Nov 07 , 2018
Step 1: Decide What’s Important in a Camping Experience
The first question to ask yourself is: “what do I want to do, exactly?” This will dictate where you should go, and what you’ll look for in a campsite. Some things to consider, include:
- Activities: Do you want to go hiking? Rafting? Biking? Look for a campsite that has easy access to your favorite outdoor activities. If traveling with a family, you should look for playgrounds and kid-friendly places nearby.
- Tent or RV: Do you have an RV or will you be tenting? It’s important to find a campground that has the right space for your vehicle.
- Rough it or Camp in Style: Bathrooms, electric hookups and running water on site are not always a given. Details like this cannot be overlooked in the planning stages.
- Group Camping or Solo: Think about the number of people in your group, and their varying interests. If you have a small group, a single campsite might do. If you’re traveling with a larger group, a family cabin might be what you need. Also find out what everyone’s expectations are so you can find a spot that everyone will be happy with.
Step 2: Reserve Your Campsite
Once you’ve determined what you want out of your camping trip, the hunt for the perfect campground begins. Here are some tips to find the perfect site:
- Seek out suggestions from friends.
- Read descriptions on ReserveAmerica.com and other campground websites.

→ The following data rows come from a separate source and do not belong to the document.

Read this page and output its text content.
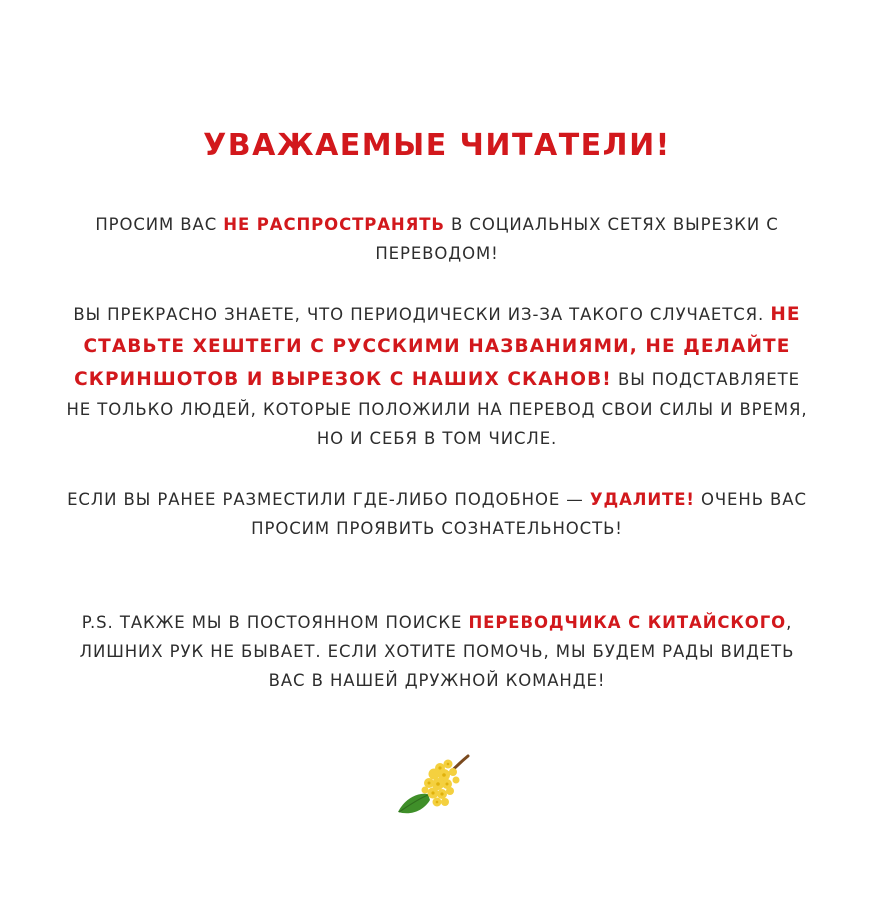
УВАЖАЕМЫЕ ЧИТАТЕЛИ!

ПРОСИМ ВАС НЕ РАСПРОСТРАНЯТЬ В СОЦИАЛЬНЫХ СЕТЯХ ВЫРЕЗКИ С ПЕРЕВОДОМ!

ВЫ ПРЕКРАСНО ЗНАЕТЕ, ЧТО ПЕРИОДИЧЕСКИ ИЗ-ЗА ТАКОГО СЛУЧАЕТСЯ. НЕ СТАВЬТЕ ХЕШТЕГИ С РУССКИМИ НАЗВАНИЯМИ, НЕ ДЕЛАЙТЕ СКРИНШОТОВ И ВЫРЕЗОК С НАШИХ СКАНОВ! ВЫ ПОДСТАВЛЯЕТЕ НЕ ТОЛЬКО ЛЮДЕЙ, КОТОРЫЕ ПОЛОЖИЛИ НА ПЕРЕВОД СВОИ СИЛЫ И ВРЕМЯ, НО И СЕБЯ В ТОМ ЧИСЛЕ.

ЕСЛИ ВЫ РАНЕЕ РАЗМЕСТИЛИ ГДЕ-ЛИБО ПОДОБНОЕ — УДАЛИТЕ! ОЧЕНЬ ВАС ПРОСИМ ПРОЯВИТЬ СОЗНАТЕЛЬНОСТЬ!

P.S. ТАКЖЕ МЫ В ПОСТОЯННОМ ПОИСКЕ ПЕРЕВОДЧИКА С КИТАЙСКОГО, ЛИШНИХ РУК НЕ БЫВАЕТ. ЕСЛИ ХОТИТЕ ПОМОЧЬ, МЫ БУДЕМ РАДЫ ВИДЕТЬ ВАС В НАШЕЙ ДРУЖНОЙ КОМАНДЕ!
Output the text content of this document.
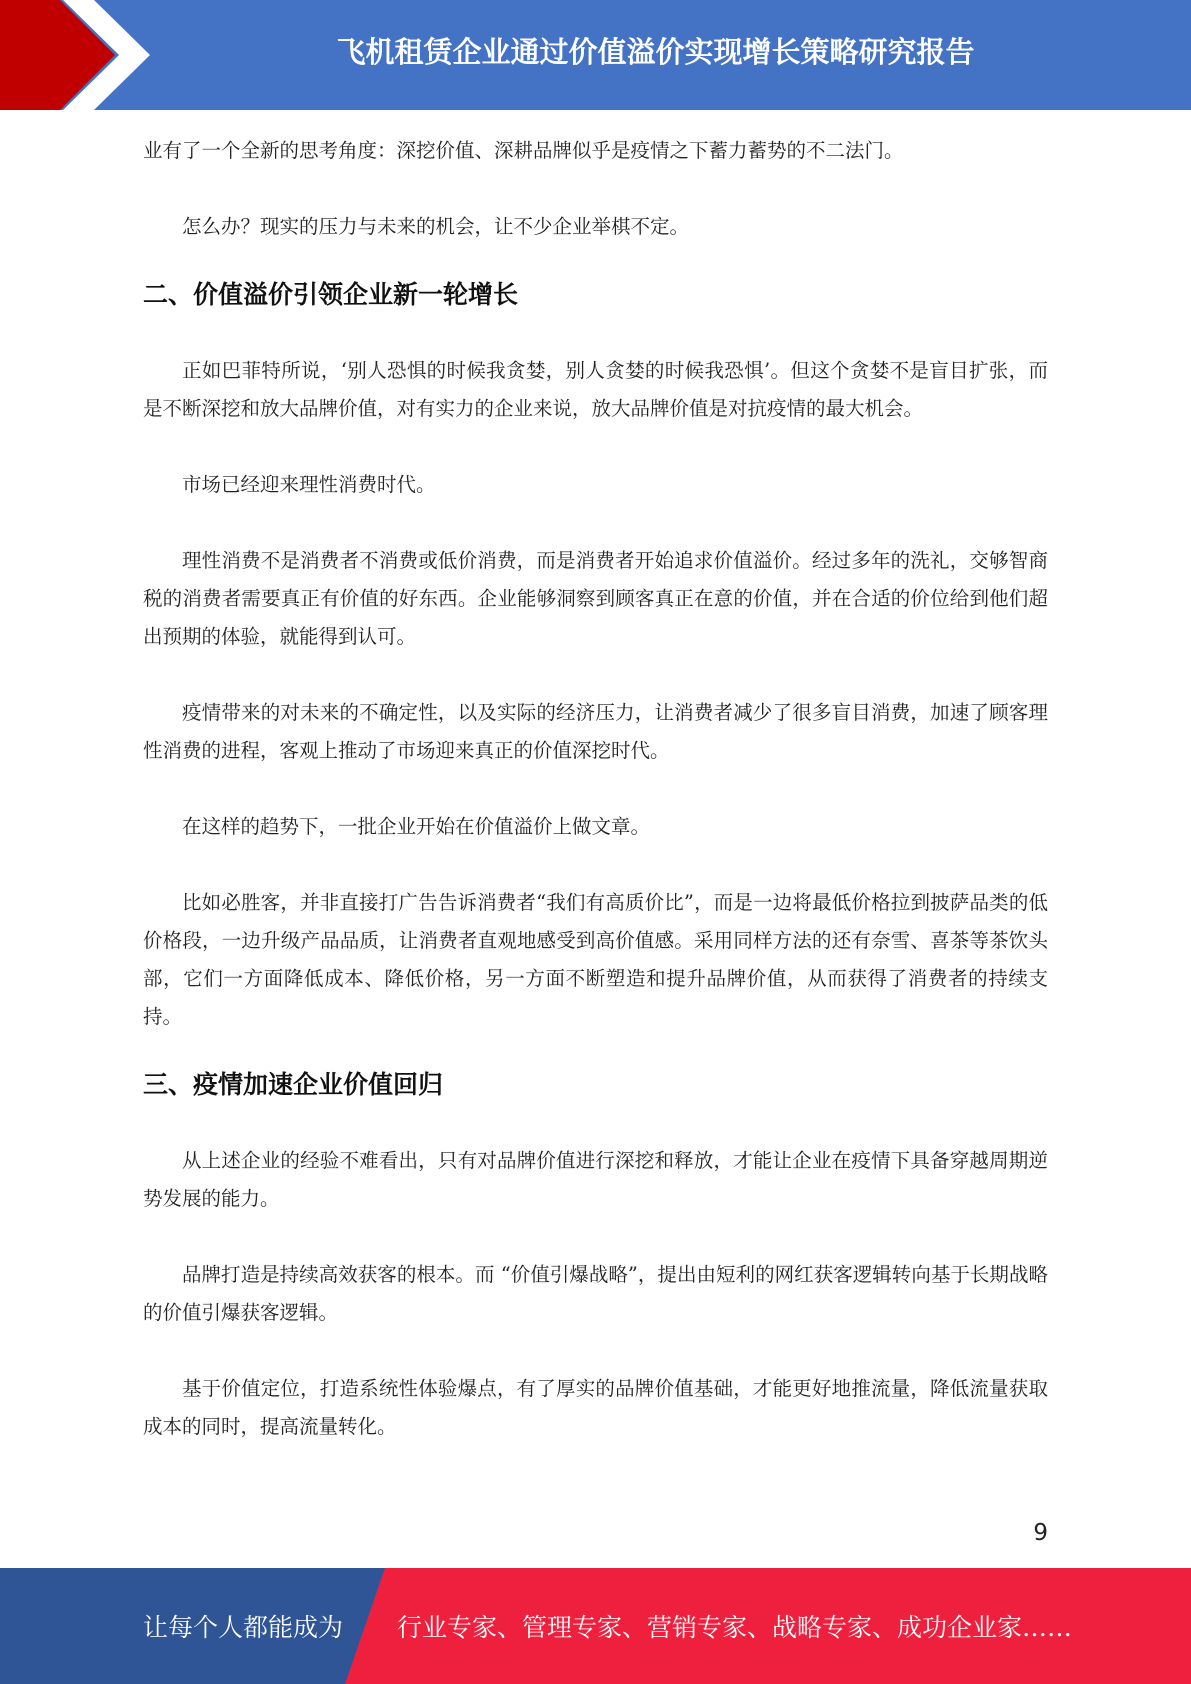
飞机租赁企业通过价值溢价实现增长策略研究报告

业有了一个全新的思考角度：深挖价值、深耕品牌似乎是疫情之下蓄力蓄势的不二法门。

怎么办？现实的压力与未来的机会，让不少企业举棋不定。

二、价值溢价引领企业新一轮增长

正如巴菲特所说，‘别人恐惧的时候我贪婪，别人贪婪的时候我恐惧’。但这个贪婪不是盲目扩张，而是不断深挖和放大品牌价值，对有实力的企业来说，放大品牌价值是对抗疫情的最大机会。

市场已经迎来理性消费时代。

理性消费不是消费者不消费或低价消费，而是消费者开始追求价值溢价。经过多年的洗礼，交够智商税的消费者需要真正有价值的好东西。企业能够洞察到顾客真正在意的价值，并在合适的价位给到他们超出预期的体验，就能得到认可。

疫情带来的对未来的不确定性，以及实际的经济压力，让消费者减少了很多盲目消费，加速了顾客理性消费的进程，客观上推动了市场迎来真正的价值深挖时代。

在这样的趋势下，一批企业开始在价值溢价上做文章。

比如必胜客，并非直接打广告告诉消费者“我们有高质价比”，而是一边将最低价格拉到披萨品类的低价格段，一边升级产品品质，让消费者直观地感受到高价值感。采用同样方法的还有奈雪、喜茶等茶饮头部，它们一方面降低成本、降低价格，另一方面不断塑造和提升品牌价值，从而获得了消费者的持续支持。

三、疫情加速企业价值回归

从上述企业的经验不难看出，只有对品牌价值进行深挖和释放，才能让企业在疫情下具备穿越周期逆势发展的能力。

品牌打造是持续高效获客的根本。而 “价值引爆战略”，提出由短利的网红获客逻辑转向基于长期战略的价值引爆获客逻辑。

基于价值定位，打造系统性体验爆点，有了厚实的品牌价值基础，才能更好地推流量，降低流量获取成本的同时，提高流量转化。

9
让每个人都能成为 行业专家、管理专家、营销专家、战略专家、成功企业家……
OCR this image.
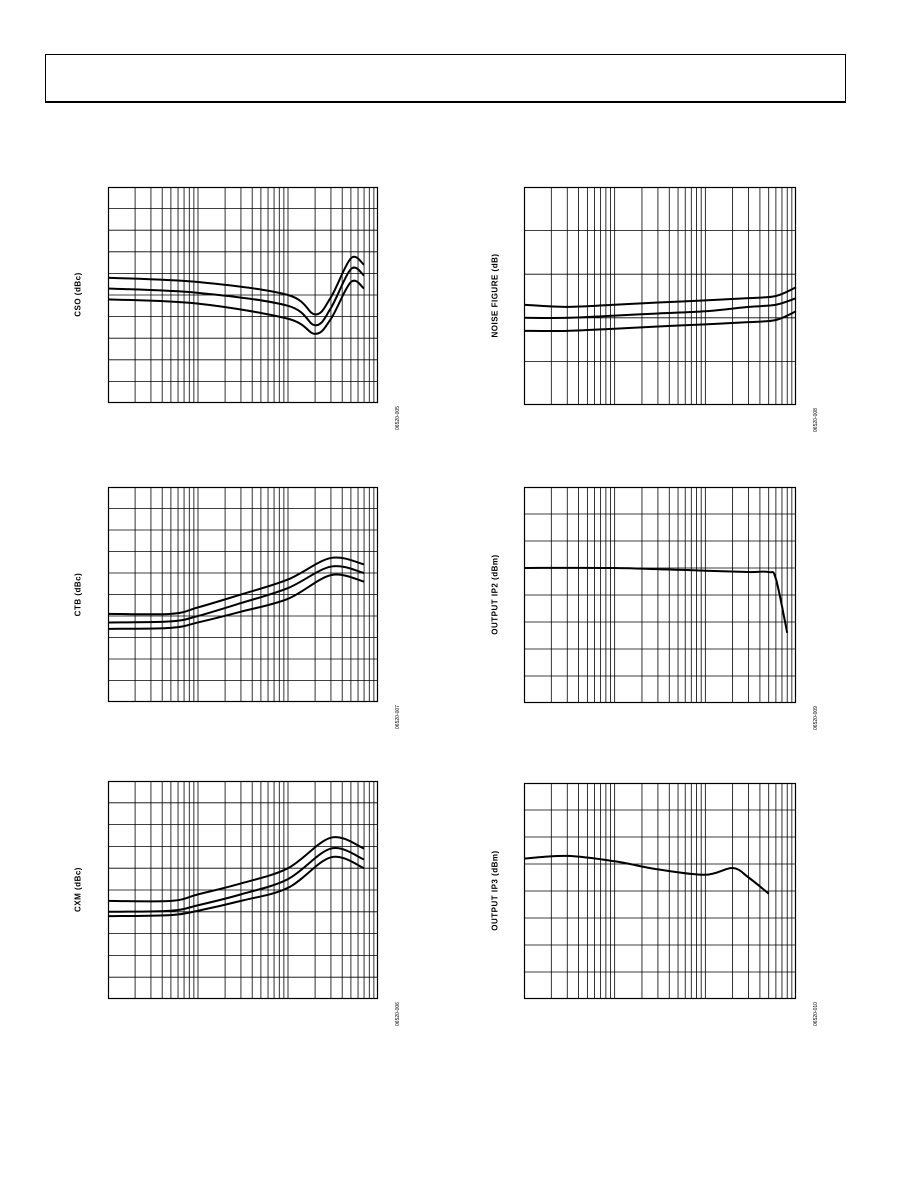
CSO (dBc)
06520-005
NOISE FIGURE (dB)
06520-008
CTB (dBc)
06520-007
OUTPUT IP2 (dBm)
06520-009
CXM (dBc)
06520-006
OUTPUT IP3 (dBm)
06520-010
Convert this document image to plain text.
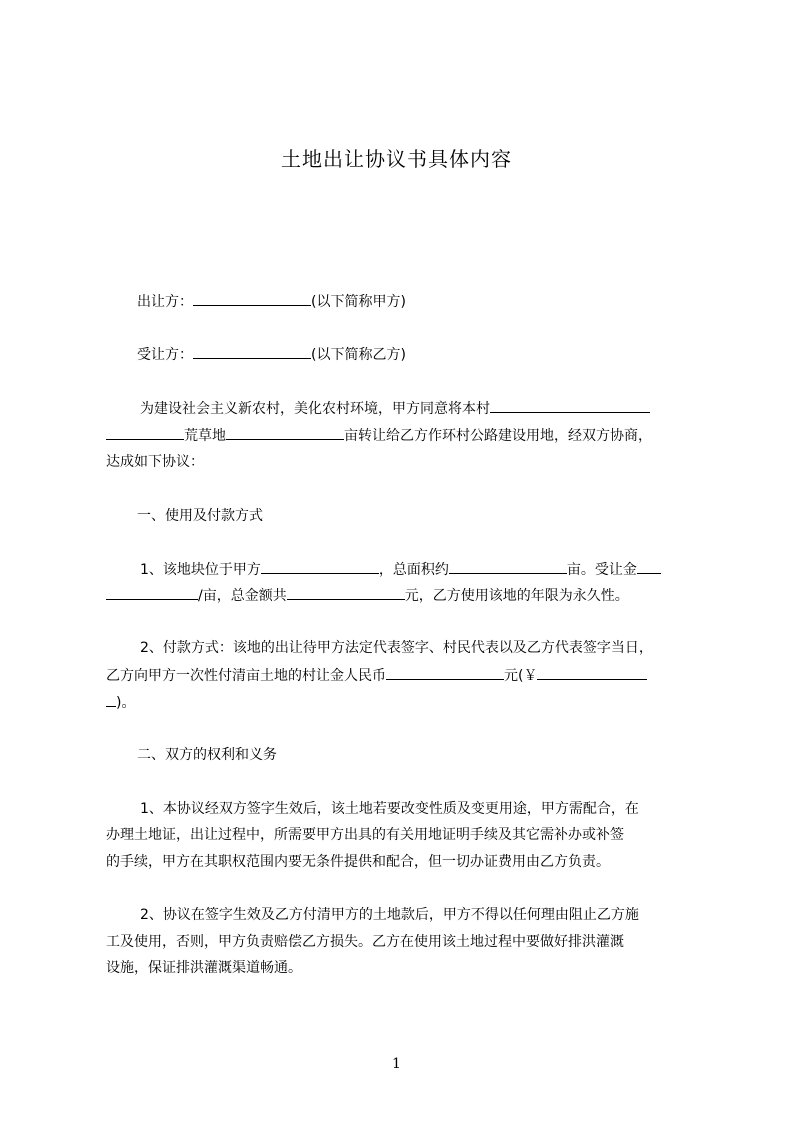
土地出让协议书具体内容
出让方：	(以下简称甲方)
受让方：	(以下简称乙方)
为建设社会主义新农村，美化农村环境，甲方同意将本村
荒草地	亩转让给乙方作环村公路建设用地，经双方协商，
达成如下协议：
一、使用及付款方式
1、该地块位于甲方	，总面积约	亩。受让金
/亩，总金额共	元，乙方使用该地的年限为永久性。
2、付款方式：该地的出让待甲方法定代表签字、村民代表以及乙方代表签字当日，
乙方向甲方一次性付清亩土地的村让金人民币	元(￥
)。
二、双方的权利和义务
1、本协议经双方签字生效后，该土地若要改变性质及变更用途，甲方需配合，在
办理土地证，出让过程中，所需要甲方出具的有关用地证明手续及其它需补办或补签
的手续，甲方在其职权范围内要无条件提供和配合，但一切办证费用由乙方负责。
2、协议在签字生效及乙方付清甲方的土地款后，甲方不得以任何理由阻止乙方施
工及使用，否则，甲方负责赔偿乙方损失。乙方在使用该土地过程中要做好排洪灌溉
设施，保证排洪灌溉渠道畅通。
1
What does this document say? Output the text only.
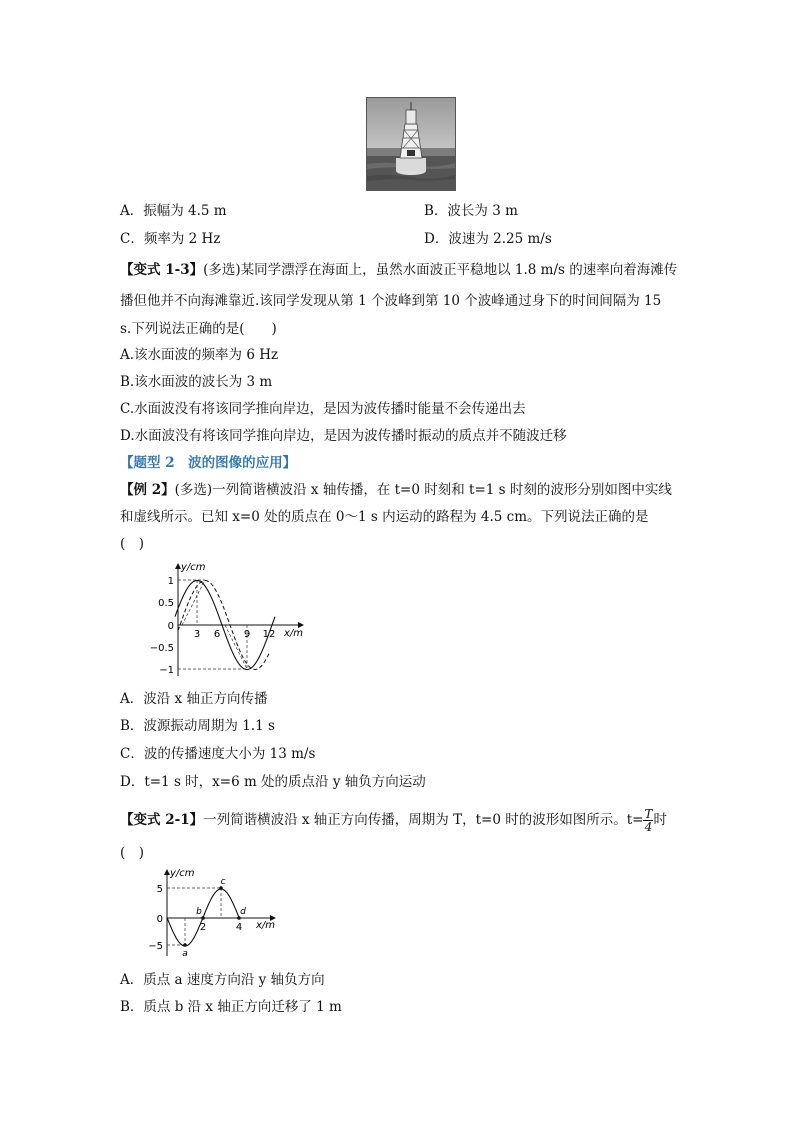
A．振幅为 4.5 m	B．波长为 3 m
C．频率为 2 Hz	D．波速为 2.25 m/s
【变式 1-3】(多选)某同学漂浮在海面上，虽然水面波正平稳地以 1.8 m/s 的速率向着海滩传
播但他并不向海滩靠近.该同学发现从第 1 个波峰到第 10 个波峰通过身下的时间间隔为 15
s.下列说法正确的是(　　)
A.该水面波的频率为 6 Hz
B.该水面波的波长为 3 m
C.水面波没有将该同学推向岸边，是因为波传播时能量不会传递出去
D.水面波没有将该同学推向岸边，是因为波传播时振动的质点并不随波迁移
【题型 2　波的图像的应用】
【例 2】(多选)一列简谐横波沿 x 轴传播，在 t=0 时刻和 t=1 s 时刻的波形分别如图中实线
和虚线所示。已知 x=0 处的质点在 0～1 s 内运动的路程为 4.5 cm。下列说法正确的是
(　)
y/cm
x/m
1
0.5
0
−0.5
−1
3 6 9 12
A．波沿 x 轴正方向传播
B．波源振动周期为 1.1 s
C．波的传播速度大小为 13 m/s
D．t=1 s 时，x=6 m 处的质点沿 y 轴负方向运动
【变式 2-1】一列简谐横波沿 x 轴正方向传播，周期为 T，t=0 时的波形如图所示。$t= \frac{T}{4}$ 时
(　)
y/cm
x/m
5
0
−5
2	4
a
b
c
d
A．质点 a 速度方向沿 y 轴负方向
B．质点 b 沿 x 轴正方向迁移了 1 m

- Call the campground directly for more details, or to address questions or concerns.
Booking your campsite is a simple two-part process:
1. Check availability—busier times of the year, which include summer and the surrounding holidays, may require you to book a few months in advance.
2. Take the convenient route and book your campsite online. Simply choose the dates, the campsite you want, and reserve your spot.
Step 3: Plan Your Menu
When planning a camping trip, the menu is often the most daunting. But preparing meals outside is not as limiting or difficult as it may seem; from steaks to omelets and pasta, you can cook it all with the right tools and storage.
- Prep: While a lot of things can be done at the campsite, prepping a few things at home can save time and effort in the outdoors. For example, you can chop fruits and veggies and slice meat at home. Be sure to place food in smaller containers to create more room in the coolers, and soak protein in a bag with marinade for easy transport.
- Spice it up: Just because you’re eating outside, doesn’t mean you can’t use your favorite spices. Remember to pack the basics like salt, pepper, oil or cooking spray, and any additional seasonings you like to use.
- Food storage: Your menu will likely require foods that need to stay cold. Plan to arrive with ice-filled coolers, but inquire with the campground beforehand about whether they sell ice or if you need to travel elsewhere to replenish your supply. If you don’t have easy access to ice, consider serving the perishable foods within the first few days.
- Cooking tools: More often than not the fire pit comes with an attached grate, which allows you to cook over an open flame. However, consider bringing a camping stove with propane as a backup, or for cooking items that don’t fare as well over the fire. Other important kitchen items include knives, tongs, utensils, spatula, sealable containers, tinfoil, pots, pans, dishes and cups.
Step 4: Pack Your Gear
It’s always good to have a camping checklist on hand so you don’t leave any essentials behind. You can print ours to make the process easier, and add to it over time.
Here are a few basic necessities to get you started:
Shelter: A tent is a must but you might also want a pop-up gazebo for extra shade. Along with these you should bring tarps and extra ropes or bungee cords.
Sleeping: Depending on your sleeping situation, you’ll need sleeping bags, pillows, blankets, camping mats and air mattresses.
Miscellaneous: Don’t forget trash bags, toothbrushes, toothpaste, first aid kit, warm clothes, waterproof matches, maps, water bottles, logs, paper towels, napkins, soap and a tub to wash dishes in.
Finally, be sure to tell someone where you’ll be and when you plan to be back. It’s important that someone knows when they can expect to hear from you and where to find you should anything out of the ordinary happen.
When it comes to planning a camping trip, there are a lot of details to dial in. These four steps can help make it easy and manageable until you fall into your own rhythm. So, get your bags packed, hop in the car, and enjoy your trip.